Cellular receptor targeted imaging agents present the potential to target extracellular molecular expression in cancerous lesions; however, the image contrast in vivo does not reflect the magnitude of overexpression expected from in vitro data. Here, the in vivo delivery and binding kinetics of epidermal growth factor receptor (EGFR) was determined for normal pancreas and AsPC-1 orthotopic pancreatic tumors known to overexpress EGFR.

Procedures

EGFR in orthotopic xenograft AsPC-1 tumors was targeted with epidermal growth factor (EGF) conjugated with IRDye800CW. The transfer rate constants (k e, K 12, k 21, k 23, and k 32) associated with a three-compartment model describing the vascular delivery, leakage rate and binding of targeted agents were determined experimentally. The plasma excretion rate, k e, was determined from extracted blood plasma samples. K 12, k 21, and k 32 were determined from ex vivo tissue washing studies at time points ≥24 h. The measured in vivo uptake of IRDye800CW-EGF and a non-targeted tracer dye, IRDye700DX-carboxylate, injected simultaneously was used to determined k 23.

Results

The vascular exchange of IRDye800CW-EGF in the orthotopic tumor (K 12 and k 21) was higher than in the AsPC-1 tumor as compared to normal pancreas, suggesting that more targeted agent can be taken up in tumor tissue.
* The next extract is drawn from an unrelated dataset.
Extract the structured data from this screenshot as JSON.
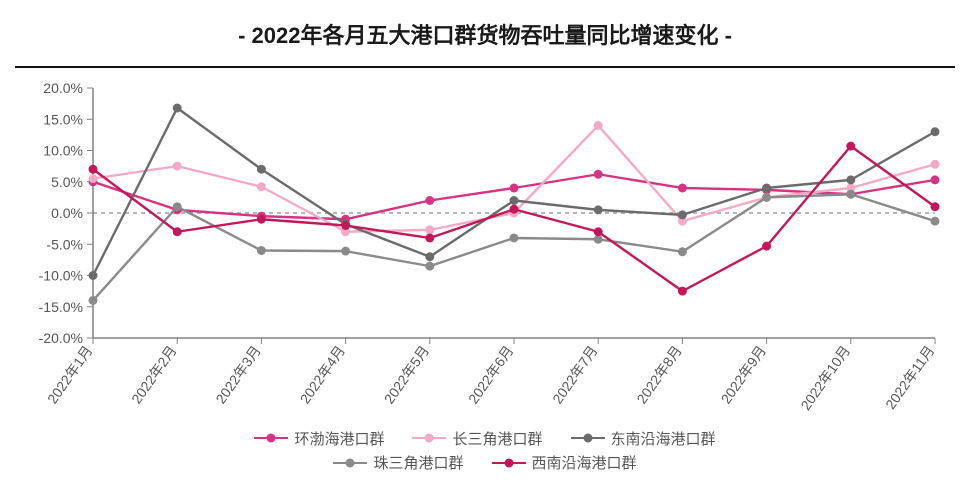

However, the cellular associated (binding) rate constant (k 23) was slightly lower for AsPC-1 pancreatic tumor (4.1 × 10−4 s−1) than the normal pancreas (5.5 × 10−4 s−1), implying that less binding is occurring.

Conclusions

Higher vascular delivery but low cellular association in the AsPC-1 tumor compared to the normal pancreas may be indicative of low receptor density due to low cellular content. This attribute of the AsPC-1 tumor may indicate one contributing cause of the difficulty in treating pancreatic tumors with cellular targeted agents.